To confirm the diagnosis, especially in atypical cases, specialized molecular testing is employed. Fluorescence In Situ Hybridization (FISH) or Reverse Transcriptase-Polymerase Chain Reaction (RT-PCR) detect the signature COL1A1-PDGFB gene fusion. This specific genetic rearrangement provides molecular confirmation of DFSP and helps rule out other soft-tissue tumors.
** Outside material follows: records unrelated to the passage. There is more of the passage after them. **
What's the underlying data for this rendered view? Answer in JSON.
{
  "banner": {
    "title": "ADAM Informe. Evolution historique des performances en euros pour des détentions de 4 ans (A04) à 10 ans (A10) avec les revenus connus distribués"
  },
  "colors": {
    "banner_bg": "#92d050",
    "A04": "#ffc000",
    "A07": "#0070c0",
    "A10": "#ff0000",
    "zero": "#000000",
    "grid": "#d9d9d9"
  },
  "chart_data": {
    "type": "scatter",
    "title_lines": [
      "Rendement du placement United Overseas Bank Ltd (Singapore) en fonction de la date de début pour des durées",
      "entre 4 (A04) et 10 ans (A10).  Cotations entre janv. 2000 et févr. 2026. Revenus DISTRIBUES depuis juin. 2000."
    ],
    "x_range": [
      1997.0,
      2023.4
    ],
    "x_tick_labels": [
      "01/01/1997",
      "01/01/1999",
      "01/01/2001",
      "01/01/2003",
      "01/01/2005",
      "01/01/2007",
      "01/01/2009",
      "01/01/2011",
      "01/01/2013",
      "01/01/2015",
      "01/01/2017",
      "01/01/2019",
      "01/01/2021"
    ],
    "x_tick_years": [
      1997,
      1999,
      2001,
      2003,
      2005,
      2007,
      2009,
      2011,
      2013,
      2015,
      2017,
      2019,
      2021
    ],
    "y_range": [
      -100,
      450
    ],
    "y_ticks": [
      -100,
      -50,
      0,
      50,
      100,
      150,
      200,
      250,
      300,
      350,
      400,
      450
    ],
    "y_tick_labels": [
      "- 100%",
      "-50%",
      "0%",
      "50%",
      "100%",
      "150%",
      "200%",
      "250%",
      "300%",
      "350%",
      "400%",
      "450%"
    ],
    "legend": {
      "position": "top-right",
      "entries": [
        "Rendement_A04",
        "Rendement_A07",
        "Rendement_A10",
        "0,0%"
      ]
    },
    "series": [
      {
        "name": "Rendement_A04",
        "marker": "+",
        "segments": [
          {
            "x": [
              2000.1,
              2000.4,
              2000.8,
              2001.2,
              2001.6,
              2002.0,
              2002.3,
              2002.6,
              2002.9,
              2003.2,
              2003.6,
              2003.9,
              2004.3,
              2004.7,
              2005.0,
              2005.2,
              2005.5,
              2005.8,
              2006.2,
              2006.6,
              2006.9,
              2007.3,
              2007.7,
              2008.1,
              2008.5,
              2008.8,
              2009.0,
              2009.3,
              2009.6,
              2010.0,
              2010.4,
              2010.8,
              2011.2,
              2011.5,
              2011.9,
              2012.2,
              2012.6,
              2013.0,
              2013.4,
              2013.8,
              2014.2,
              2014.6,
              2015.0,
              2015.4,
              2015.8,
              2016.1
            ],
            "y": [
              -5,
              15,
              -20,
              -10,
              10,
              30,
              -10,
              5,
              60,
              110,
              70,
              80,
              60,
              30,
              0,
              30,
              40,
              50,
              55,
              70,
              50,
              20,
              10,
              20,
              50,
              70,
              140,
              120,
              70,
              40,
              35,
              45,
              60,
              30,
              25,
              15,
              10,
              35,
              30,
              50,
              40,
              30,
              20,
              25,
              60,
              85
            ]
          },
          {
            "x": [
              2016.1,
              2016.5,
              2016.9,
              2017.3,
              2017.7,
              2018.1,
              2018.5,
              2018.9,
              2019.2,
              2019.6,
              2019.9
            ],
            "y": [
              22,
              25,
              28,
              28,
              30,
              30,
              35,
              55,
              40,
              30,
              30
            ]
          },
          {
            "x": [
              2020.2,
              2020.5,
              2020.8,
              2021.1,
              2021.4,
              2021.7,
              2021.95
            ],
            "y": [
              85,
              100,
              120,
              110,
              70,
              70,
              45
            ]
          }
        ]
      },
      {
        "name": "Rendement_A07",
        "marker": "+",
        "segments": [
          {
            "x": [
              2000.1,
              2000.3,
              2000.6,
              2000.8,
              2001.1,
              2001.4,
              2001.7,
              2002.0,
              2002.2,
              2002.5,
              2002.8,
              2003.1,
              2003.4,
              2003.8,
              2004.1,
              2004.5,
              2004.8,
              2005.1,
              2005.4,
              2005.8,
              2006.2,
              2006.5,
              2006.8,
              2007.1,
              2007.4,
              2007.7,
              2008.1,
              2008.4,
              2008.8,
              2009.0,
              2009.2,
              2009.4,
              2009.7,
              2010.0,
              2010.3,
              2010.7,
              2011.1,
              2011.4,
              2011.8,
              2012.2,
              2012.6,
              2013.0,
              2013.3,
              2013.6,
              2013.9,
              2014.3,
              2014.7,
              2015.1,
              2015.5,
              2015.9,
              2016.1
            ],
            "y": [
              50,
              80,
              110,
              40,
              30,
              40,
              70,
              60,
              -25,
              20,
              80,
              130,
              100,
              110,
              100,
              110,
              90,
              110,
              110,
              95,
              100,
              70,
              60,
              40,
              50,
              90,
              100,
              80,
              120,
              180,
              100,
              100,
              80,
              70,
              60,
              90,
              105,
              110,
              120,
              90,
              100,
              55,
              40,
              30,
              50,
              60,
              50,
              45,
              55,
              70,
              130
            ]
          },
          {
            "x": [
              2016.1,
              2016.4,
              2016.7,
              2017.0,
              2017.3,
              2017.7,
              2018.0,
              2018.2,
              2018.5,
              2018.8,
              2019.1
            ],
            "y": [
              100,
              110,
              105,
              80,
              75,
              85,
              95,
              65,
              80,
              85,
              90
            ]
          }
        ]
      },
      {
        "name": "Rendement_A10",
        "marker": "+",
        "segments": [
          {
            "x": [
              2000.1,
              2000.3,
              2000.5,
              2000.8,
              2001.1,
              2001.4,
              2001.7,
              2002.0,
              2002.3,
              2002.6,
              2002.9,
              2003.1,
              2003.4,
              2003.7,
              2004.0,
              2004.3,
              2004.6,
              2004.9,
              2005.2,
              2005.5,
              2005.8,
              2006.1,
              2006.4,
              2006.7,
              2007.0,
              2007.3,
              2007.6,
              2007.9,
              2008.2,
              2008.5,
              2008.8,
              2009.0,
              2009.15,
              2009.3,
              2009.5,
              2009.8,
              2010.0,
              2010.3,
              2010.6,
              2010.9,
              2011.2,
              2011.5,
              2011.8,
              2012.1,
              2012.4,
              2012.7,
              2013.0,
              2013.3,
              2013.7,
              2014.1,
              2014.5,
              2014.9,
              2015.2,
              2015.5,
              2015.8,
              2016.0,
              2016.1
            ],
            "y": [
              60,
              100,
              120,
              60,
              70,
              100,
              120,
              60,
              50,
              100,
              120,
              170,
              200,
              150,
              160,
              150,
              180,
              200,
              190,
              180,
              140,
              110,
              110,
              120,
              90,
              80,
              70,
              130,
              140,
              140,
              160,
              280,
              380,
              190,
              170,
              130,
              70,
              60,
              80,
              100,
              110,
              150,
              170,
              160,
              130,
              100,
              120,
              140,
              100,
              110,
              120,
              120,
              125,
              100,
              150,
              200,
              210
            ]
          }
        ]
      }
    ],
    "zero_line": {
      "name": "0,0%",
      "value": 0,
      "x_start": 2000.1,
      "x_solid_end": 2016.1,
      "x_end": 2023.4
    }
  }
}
Current Approaches to Treatment
The primary treatment for localized DFSP is complete surgical removal of the tumor. The goal is to achieve tumor-free margins, ensuring no cancer cells are left behind. This is challenging because of the tumor’s microscopic extensions into the fat layer.
The preferred surgical technique is Mohs Micrographic Surgery (MMS). MMS allows for precise, layer-by-layer removal with immediate, complete margin control. This minimizes the amount of healthy tissue removed while ensuring the highest cure rate and lowest local recurrence rate (around 1%).
For large tumors or when MMS is unavailable, Wide Local Excision (WLE) is performed, removing the tumor with a large perimeter of healthy tissue (typically a 2 to 4 centimeter margin).
For unresectable, recurrent, or metastatic cases, targeted drug therapy is the standard systemic treatment. This approach uses imatinib, a tyrosine kinase inhibitor. Imatinib works by blocking the activity of the PDGFR receptor, shutting down the growth signal activated by the COL1A1-PDGFB fusion protein.
Imatinib may also be used as neoadjuvant therapy (given before surgery) to shrink the tumor, making subsequent surgical removal less extensive. Radiation therapy is another option, often used as an adjuvant treatment after surgery when clear margins cannot be confirmed or re-excision is not feasible. Radiation targets any remaining localized cancer cells, reducing the risk of recurrence.